Выбрать главу

Взглянул Седельников на часы: двадцать минут шестого. Часы идут на пять минут вперед: значит, по-настоящему — четверть пятого. До отхода поезда — еще семь минут.

«Мало, мало вам осталось, дружки сердечные!» — думает Седельников, на сердце делается легче, и он напевает мотив, — веселый мотив, прыгающий на высоких нотах.
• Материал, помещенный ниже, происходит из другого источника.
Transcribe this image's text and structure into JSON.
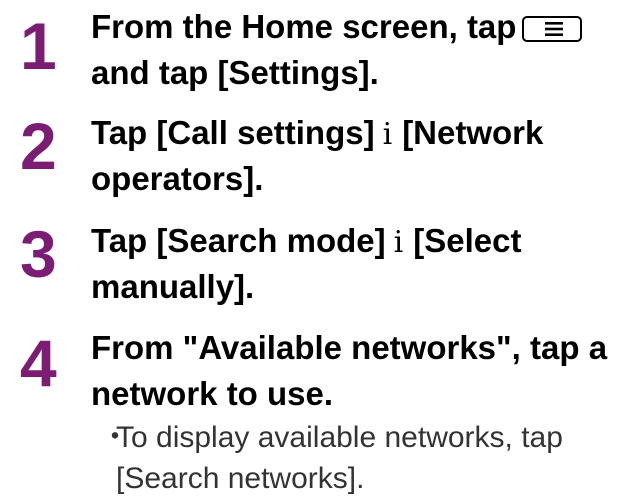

А там, за спиной, — опять поцелуй.

«Черт возьми! — И снова негодование вселяется в сердце Седельникова: — Это вам поезд, — вагон второго класса, а не дом свиданий! Целоваться можете в меблированных комнатах!»

А за спиной говорят:

— Милый ты, мой милый! Только одна дума о тебе и есть! Ну, пиши же чаще! Ну, не забывай! Ну, дай слово!

Седельников думает:'

«Он напишет! Жди! Держи карман! Как приедет, так сейчас же за горничной ухаживать начнет. Едет-то, должно быть, в Ростов. Знаем мы ростовских».

А за спиной говорят:

— Поставь розы в воду. Возьми у проводника стакан.

Говорит почти шепотом, но ведь все же слышно, глупая женщина!

— Я, — говорит почти шепотом, — заколдовала розы. Розы чудотворные. Я с ними молилась. Понимаешь? За тебя, за любовь мою молилась…

Говорит почти шепотом:

— Розы будут сниться тебе. Я хочу, чтобы они снились тебе!..

Все говорит почти шепотом, как будто о ворованном, но ведь все же слышно, глупая женщина, — слышно так, будто молотом стучишь ты по железной стене, — и Седельников орет вдруг:

— Пр-роводник, чер-рт бы тебя драл, скотина этакая! Закрывай дверь, если идешь! Не май месяц!

В ответ послышалось:

— Извините, ваше благородие!

— Ызвините, ваше благородие, — басом передразнил его Седельников и добавил: — Дурак голландский!

Добавил и подумал: «Почему голландский?» Смешно.

За спиной замолчали. Остолбенели? Язык отнялся?

И вдруг — два звонка. Слава тебе, господи! Как петух в полночь. Исчезай, нечистая сила!

А нечистая сила вцепилась в грешного человека и шепчет, — но ведь все же слышно!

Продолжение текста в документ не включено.